Optimization of Regular Path Queries in Graph Databases
- Speaker: Dr Nikolay Yakovets, Eindhoven University of Technology
- Date: Friday, 3 March 2017 from 14:00 to 15:00
- Location: Room 151
Regular path queries offer a powerful navigational mechanism in graph databases. Recently, there has been renewed interest in such queries in the context of the Se- mantic Web. The extension of SPARQL in version 1.1 with property paths offers a type of regular path query for RDF graph databases. While eminently useful, such queries are difficult to optimize and evaluate efficiently, however. We design and implement a cost-based optimizer we call Waveguide for SPARQL queries with property paths. Waveguide builds a query plan—which we call a waveplan (WP)—which guides the query evaluation. There are numerous choices in the construction of a plan, and a number of optimization methods, so the space of plans for a query can be quite large. Execution costs of plans for the same query can vary by orders of magnitude with the best plan often offering excellent performance. A WP’s costs can be estimated, which opens the way to cost-based optimization. We demonstrate that Waveguide properly subsumes existing techniques and that the new plans it adds are relevant. We analyze the effective plan space which is enabled by Waveguide and design an efficient enumerator for it. We implement a prototype of a Waveguide cost-based optimizer on top of an open-source relational RDF store. Finally, we perform a comprehensive performance study of the state of the art for evaluation of SPARQL property paths and demonstrate the significant performance gains that Waveguide offers.

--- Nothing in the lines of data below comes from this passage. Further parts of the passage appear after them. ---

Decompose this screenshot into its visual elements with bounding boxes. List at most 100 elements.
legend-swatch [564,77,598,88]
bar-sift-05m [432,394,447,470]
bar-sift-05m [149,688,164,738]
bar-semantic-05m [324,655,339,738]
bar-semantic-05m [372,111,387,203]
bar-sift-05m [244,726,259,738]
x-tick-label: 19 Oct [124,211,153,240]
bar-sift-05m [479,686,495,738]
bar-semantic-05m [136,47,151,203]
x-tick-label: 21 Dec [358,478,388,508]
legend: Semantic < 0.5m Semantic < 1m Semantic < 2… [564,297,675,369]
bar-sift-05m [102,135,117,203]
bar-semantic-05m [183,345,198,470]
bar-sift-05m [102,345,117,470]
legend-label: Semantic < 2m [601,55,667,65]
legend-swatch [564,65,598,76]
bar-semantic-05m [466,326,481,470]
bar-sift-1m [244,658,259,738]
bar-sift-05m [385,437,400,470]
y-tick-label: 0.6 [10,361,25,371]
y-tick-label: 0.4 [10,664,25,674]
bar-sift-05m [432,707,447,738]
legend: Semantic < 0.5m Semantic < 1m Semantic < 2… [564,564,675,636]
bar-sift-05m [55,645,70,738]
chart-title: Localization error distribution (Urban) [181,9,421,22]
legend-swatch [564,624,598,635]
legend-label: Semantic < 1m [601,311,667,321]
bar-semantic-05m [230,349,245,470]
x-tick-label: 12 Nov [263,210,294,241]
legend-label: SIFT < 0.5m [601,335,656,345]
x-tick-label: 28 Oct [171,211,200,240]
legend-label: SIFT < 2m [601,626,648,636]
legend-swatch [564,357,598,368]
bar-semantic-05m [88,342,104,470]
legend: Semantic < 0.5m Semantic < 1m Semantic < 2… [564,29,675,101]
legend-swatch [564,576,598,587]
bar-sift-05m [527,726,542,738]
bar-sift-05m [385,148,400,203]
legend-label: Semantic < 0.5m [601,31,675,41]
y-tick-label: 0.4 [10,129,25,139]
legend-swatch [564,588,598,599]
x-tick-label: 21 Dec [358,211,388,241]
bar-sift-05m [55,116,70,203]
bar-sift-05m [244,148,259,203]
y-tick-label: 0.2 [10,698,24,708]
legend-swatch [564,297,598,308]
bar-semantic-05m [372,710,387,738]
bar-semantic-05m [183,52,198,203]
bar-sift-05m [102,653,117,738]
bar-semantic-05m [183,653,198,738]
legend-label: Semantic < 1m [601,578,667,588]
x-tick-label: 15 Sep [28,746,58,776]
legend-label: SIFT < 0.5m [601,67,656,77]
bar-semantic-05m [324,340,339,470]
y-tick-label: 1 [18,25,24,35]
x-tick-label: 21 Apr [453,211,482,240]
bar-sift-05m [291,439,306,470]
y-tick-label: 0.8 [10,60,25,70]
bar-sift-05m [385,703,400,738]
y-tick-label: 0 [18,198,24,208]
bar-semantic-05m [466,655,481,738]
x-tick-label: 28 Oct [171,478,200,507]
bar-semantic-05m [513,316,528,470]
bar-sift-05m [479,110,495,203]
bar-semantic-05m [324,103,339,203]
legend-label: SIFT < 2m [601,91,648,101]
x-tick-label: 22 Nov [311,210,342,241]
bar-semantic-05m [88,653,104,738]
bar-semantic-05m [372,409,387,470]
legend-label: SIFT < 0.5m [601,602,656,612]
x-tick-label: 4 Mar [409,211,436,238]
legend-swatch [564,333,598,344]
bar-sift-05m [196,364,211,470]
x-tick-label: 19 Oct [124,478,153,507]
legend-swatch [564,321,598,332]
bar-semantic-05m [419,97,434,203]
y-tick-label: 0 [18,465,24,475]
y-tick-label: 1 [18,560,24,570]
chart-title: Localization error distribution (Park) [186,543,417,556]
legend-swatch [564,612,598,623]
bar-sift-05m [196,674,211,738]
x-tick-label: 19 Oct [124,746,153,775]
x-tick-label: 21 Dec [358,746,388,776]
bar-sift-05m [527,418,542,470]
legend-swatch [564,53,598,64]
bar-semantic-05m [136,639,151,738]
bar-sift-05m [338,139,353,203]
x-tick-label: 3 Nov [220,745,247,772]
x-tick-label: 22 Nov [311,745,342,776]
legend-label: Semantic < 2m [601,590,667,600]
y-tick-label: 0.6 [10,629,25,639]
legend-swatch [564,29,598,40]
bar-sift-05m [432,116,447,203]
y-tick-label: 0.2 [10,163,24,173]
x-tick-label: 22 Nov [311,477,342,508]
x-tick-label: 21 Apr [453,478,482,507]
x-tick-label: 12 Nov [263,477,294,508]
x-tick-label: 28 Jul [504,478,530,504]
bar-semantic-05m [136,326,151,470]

Nikolay Yakovets is an assistant professor of computer science at Eindhoven University of Technology.
He obtained his PhD from Lassonde School of Engineering at York University in 2016.
He worked on various database topics at IBM CAS Canada and Empress Software Canada.
His current focus is on design and implementation of core database technologies,
management of massive graph data, and efficient processing of queries on graphs.